External replacement resorption
Conventional radiography
The distinguishing radiographic features of ankylosis are replacement of the root with adjacent bone and associated disappearance of the normal PDL space (Fig 10-6). There is no radiolucency in the adjoining bone related to the area of resorption (Andreasen and Hjørting-Hansen, 1966a). External replacement resorption (ERR) can affect any portion of the root and may cause varying levels of tissue destruction..
CBCT
The radiographic findings are very similar to conventional radiography. However, small, distinct ERR on the labial and/or palatal aspects of the root can only be reliably detected with CBCT. Conventional radiography is better for detecting proximal defects, which have reached a minimum critical size, but is not able to reliably identify smaller lesions on the labial or palatal root surfaces.
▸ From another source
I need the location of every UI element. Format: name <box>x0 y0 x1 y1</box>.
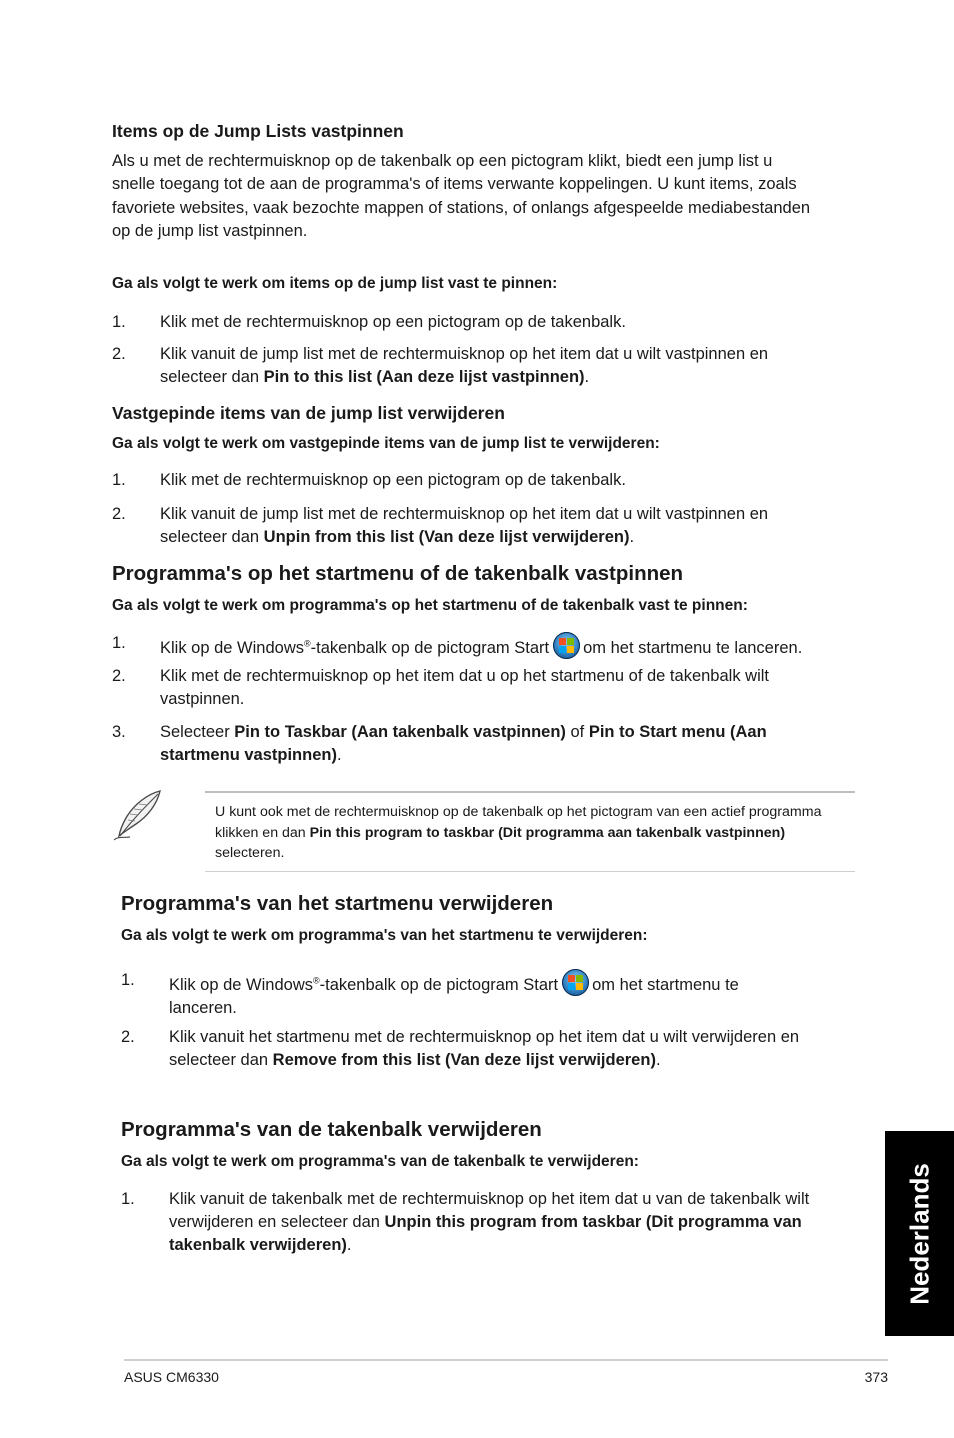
section-heading-remove-from-start: Programma's van het startmenu verwijderen <box>121 892 554 915</box>
menu-command: Pin to Taskbar (Aan takenbalk vastpinnen) <box>234 723 566 741</box>
procedure-lead: Ga als volgt te werk om programma's van de takenbalk te verwijderen: <box>121 1153 639 1170</box>
menu-command: Pin to Start menu (Aan startmenu vastpinnen) <box>160 723 767 764</box>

External cervical resorption
Conventional radiography
The conventional radiographic appearance of external cervical resorption (ECR) is highly variable and is influenced by a number of factors, including the site of the defect on the affected tooth, to what extent and in which manner the resorptive process has invaded the root dentine, and the relative proportions of granulomatous and osseous tissue occupying the resorptive defect (Gunst et al, 2011, 2013).
ECR typically affects the cervical region of the affected tooth. However, it may not always appear to involve the tooth’s cervical region when assessed on conventional radiographs. ECR may initiate below the cervical region in accordance with the more apical position of the epithelial attachment on the affected tooth. In teeth with a normal periodontal attachment, the lesion may extend some distance apical and/or coronal to the cervical location at which it commenced, reflecting the invasive nature of the process (Heithersay, 1999, 2004).